Helping your kid transition from teenager to adulthood requires communication, encouragement and guidance, says Lynne Huff, author of Thank You For All You’ve Done For Me. As a former youth minister and mother of two, Huff of Ortonville, in southeast Michigan, says she wrote the book to help moms and dads learn how to parent their teens.
It’s best, she says, if parents start early, by slowly making changes in the way they raise their children. Inching up their curfew or bedtime over a few years, for instance, will make the transition easier for your family.
To give parents a jumpstart on having a good relationship with their teens, Huff offers these 10 tips:
1. Family rituals
Maybe it’s a day at the park or a movie night at home. It doesn’t matter what you do, as long as you designate a day or time to spend together. In the long run, this ritual breaks down the wall between parents and children – and opens up discussion when needed. “Family time should be fun and enriching, not just times to discuss and iron-out problems,” Huff says.
2. Words of wisdom
Having worked as a youth minister for more than 15 years, religion is important to Huff – and in her book, she advises families to create a family prayer to recite before dinner or bed. If that’s not a factor for your family, Huff says you can read an inspirational poem or quote that resonates with your family as an alternative to a prayer.
3. Rites of passage
As your teens transition, it’s important to give them the opportunity to make decisions for themselves. However, as Huff points out, this isn’t something you can do overnight. Slowly, give your children the chance to make their own decisions, but help guide them. Remember: Part of growing up is making bad choices and learning from them. In fact, that’s part of life for young and old.
4. Be a role model
Demonstrate positive ways to learn, resolve conflict and make decisions. Your children will notice your example.

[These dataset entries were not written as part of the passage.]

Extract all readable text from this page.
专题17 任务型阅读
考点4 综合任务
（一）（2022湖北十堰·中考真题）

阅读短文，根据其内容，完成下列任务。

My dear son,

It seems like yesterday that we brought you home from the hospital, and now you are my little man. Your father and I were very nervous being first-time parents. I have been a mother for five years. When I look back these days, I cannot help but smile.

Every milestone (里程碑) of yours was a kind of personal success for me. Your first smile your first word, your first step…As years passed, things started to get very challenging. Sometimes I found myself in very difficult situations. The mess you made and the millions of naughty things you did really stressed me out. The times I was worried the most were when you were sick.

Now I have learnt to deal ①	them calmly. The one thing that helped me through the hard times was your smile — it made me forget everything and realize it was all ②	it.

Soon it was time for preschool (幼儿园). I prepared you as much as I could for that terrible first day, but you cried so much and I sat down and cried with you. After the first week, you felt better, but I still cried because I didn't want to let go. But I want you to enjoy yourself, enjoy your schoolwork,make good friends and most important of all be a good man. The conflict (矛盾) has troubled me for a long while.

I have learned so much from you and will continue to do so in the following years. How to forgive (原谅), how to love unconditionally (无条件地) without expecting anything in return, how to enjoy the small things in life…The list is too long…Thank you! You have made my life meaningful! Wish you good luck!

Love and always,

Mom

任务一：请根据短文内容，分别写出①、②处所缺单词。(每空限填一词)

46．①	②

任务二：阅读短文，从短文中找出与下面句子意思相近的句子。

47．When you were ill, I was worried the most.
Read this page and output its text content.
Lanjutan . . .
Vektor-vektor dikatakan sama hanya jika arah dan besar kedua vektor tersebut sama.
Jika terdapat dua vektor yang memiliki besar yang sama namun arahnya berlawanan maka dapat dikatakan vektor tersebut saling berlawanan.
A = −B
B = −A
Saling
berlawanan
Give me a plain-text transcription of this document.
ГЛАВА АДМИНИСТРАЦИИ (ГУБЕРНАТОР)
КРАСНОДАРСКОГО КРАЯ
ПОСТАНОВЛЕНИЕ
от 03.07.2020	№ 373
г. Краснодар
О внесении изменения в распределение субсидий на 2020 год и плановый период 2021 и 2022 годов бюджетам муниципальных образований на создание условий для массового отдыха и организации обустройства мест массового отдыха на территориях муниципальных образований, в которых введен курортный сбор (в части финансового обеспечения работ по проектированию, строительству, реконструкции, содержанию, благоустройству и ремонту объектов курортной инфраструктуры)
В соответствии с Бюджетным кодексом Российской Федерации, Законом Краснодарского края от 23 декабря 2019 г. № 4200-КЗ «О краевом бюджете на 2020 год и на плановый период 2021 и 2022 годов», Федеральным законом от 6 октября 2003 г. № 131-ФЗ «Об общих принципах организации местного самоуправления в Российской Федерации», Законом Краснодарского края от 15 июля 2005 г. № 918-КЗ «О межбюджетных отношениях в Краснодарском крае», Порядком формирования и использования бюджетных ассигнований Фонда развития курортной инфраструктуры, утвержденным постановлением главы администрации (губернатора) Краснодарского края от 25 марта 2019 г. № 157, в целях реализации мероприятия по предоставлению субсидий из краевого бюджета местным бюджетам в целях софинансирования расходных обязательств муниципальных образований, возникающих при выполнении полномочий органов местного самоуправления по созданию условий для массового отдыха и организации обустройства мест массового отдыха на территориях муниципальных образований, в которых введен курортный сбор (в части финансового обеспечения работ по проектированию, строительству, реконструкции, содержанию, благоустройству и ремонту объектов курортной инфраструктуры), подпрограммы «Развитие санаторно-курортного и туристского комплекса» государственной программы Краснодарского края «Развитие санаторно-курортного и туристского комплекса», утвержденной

5. Show appreciation and affection
No matter what age your children are, they will always crave affection from mom and dad – even if they don’t admit it.
6. Make time
Between work, maintaining a home and raising a family, life can get hectic, but stop and spend some time with your child. It’s those moments when you’re simply engaging your child, without distraction, that matter the most to them. And it’s amazing how much you can learn about them when you’re not grilling them but simply hanging out and enjoying each other’s company.
7. Show them the way
Help guide your children. Teach them how to do practical things like cooking dinner or balancing a monthly budget. This is the time when they are learning practical skills that will serve them into adulthood.
8. Set clear rules and boundaries, and stick to them
Kids – no matter their age – need some boundaries. It helps them set limits, feel a sense of security that someone cares, and sometimes can help ensure their safety. Be sure that you have clear rules for your family. And enforce them. If you let kids slide, you may as well not have the rules, since your kids won’t take them seriously.
9. Express enthusiasm
When your children do well, let them know. Praise them and encourage them to keep making good decisions. Positive reinforcement really does work well in shaping behavior.
10. Have fun and laugh a lot
Life can’t be serious all the time. Enjoy it, and enjoy the time you spend with your family.